Distance

Published May 23, 2020 1 PM



Distance.

It’s quite an oddity. One may define it as the physical space separating two subjects. However, I submit that distance is more often than not an emotion, independent of actual proximity. One may feel distant from someone no more than two feet apart, and feel close to another who lives on the other side of the world. In fact, it may feel as though the roles are switched, where the person in the same room feels miles away. 

Distance, looking at it objectively, is neither a positive nor a negative emotion. One may be perfectly content in being distant from someone, especially if that person is a burden on one’s life. There is no shame in drifting away from someone who was once close to you.

We are all floating in an ocean, and the currents that move us are beyond our control. It is not rare for the ocean to pull things apart. To pull people apart. It is simply a part of life. Sometimes, it is for the better, and sometimes for the worse. Regardless, it is unavoidable. However, we must have faith that someone new will come into our lives, and fill up the void left by the person who you depended on, but has somehow left your grasp. There is no blaming to be done. Blame it on the ocean. 

People overlook the importance of distance. Sometimes, it is best for two people to go their separate ways, peacefully and with grace. For that, however, the two must accept that the distance is their friend, and they both leave the relationship, whatever that may be, better off than they were before. Is that not the objective? To be better? 

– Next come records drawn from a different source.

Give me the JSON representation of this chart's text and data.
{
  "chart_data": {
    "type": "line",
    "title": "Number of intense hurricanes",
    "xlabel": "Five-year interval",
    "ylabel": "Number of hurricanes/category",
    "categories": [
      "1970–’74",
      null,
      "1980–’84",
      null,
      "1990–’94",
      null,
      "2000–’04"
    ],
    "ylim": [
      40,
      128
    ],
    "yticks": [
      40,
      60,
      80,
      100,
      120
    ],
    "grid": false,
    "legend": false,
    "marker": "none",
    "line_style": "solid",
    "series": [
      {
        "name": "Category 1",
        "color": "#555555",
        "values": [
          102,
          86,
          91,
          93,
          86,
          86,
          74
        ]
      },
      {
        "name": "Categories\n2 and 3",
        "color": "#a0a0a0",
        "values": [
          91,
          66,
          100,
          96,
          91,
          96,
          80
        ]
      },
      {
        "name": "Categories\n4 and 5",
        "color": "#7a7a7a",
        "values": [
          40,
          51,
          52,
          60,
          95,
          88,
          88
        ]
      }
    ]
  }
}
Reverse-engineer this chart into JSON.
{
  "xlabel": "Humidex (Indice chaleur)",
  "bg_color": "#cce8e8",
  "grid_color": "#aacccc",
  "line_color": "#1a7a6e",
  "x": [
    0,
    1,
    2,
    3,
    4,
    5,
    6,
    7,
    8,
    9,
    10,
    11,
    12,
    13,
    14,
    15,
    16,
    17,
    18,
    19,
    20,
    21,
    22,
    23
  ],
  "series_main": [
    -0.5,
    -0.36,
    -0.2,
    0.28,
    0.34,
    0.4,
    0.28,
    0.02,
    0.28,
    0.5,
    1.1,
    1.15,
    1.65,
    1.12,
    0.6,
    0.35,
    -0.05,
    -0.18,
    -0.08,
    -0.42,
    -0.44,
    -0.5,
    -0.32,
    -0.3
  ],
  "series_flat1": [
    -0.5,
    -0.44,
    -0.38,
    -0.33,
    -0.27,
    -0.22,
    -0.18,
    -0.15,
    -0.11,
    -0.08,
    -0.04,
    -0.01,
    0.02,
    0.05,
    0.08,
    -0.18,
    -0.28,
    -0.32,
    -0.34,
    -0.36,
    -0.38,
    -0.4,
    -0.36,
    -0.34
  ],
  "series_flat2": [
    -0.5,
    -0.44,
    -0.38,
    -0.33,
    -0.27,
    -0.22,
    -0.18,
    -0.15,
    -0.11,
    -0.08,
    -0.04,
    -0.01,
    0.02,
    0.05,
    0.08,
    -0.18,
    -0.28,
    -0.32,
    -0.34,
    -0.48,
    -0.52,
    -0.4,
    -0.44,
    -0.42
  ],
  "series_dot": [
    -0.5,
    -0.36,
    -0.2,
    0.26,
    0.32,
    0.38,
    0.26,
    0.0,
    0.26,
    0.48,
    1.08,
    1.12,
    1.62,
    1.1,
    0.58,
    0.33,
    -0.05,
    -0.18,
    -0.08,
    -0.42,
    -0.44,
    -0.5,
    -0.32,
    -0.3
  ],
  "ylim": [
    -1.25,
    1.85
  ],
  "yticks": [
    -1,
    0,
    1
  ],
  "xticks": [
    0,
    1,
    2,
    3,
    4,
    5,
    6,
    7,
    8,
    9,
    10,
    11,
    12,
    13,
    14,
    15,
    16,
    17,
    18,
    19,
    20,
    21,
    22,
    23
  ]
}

Distance can be temporary, of course. One can drift away and drift back within weeks. Or within years. Perhaps that distance allowed for the two people to grow, to learn, to develop. Now, they are both happier in each other’s presence than before. So yes, distance can be good. And many times it is good. 

The distinction between the good distance and, for the lack of a better word, the bad distance, is that there is mutual acceptance and respect. If one is vengeful and angered by the currents of the ocean, then they may end up drowning themselves, and perhaps even pull in those around them. Separation and distance are art forms that humanity has forever been trying to master. 

I suppose I will conclude before I become redundant. I have moved across continents, across states, and across districts. Ironically, I feel closer to my friends in my home country than my friends that live less than an hour away. I find peace in separation by realizing it is out of my control. I believe this philosophy is somewhat similar to stoicism, which, while I am not too read up on it, seems to be rather interesting. 

Anyway, happy drifting.



Comments: (1)



36 weeks ago
Sneh Sahni

Beautifully expressed. Distance can be physical. Emotional or mental. There is a spiritual distance too.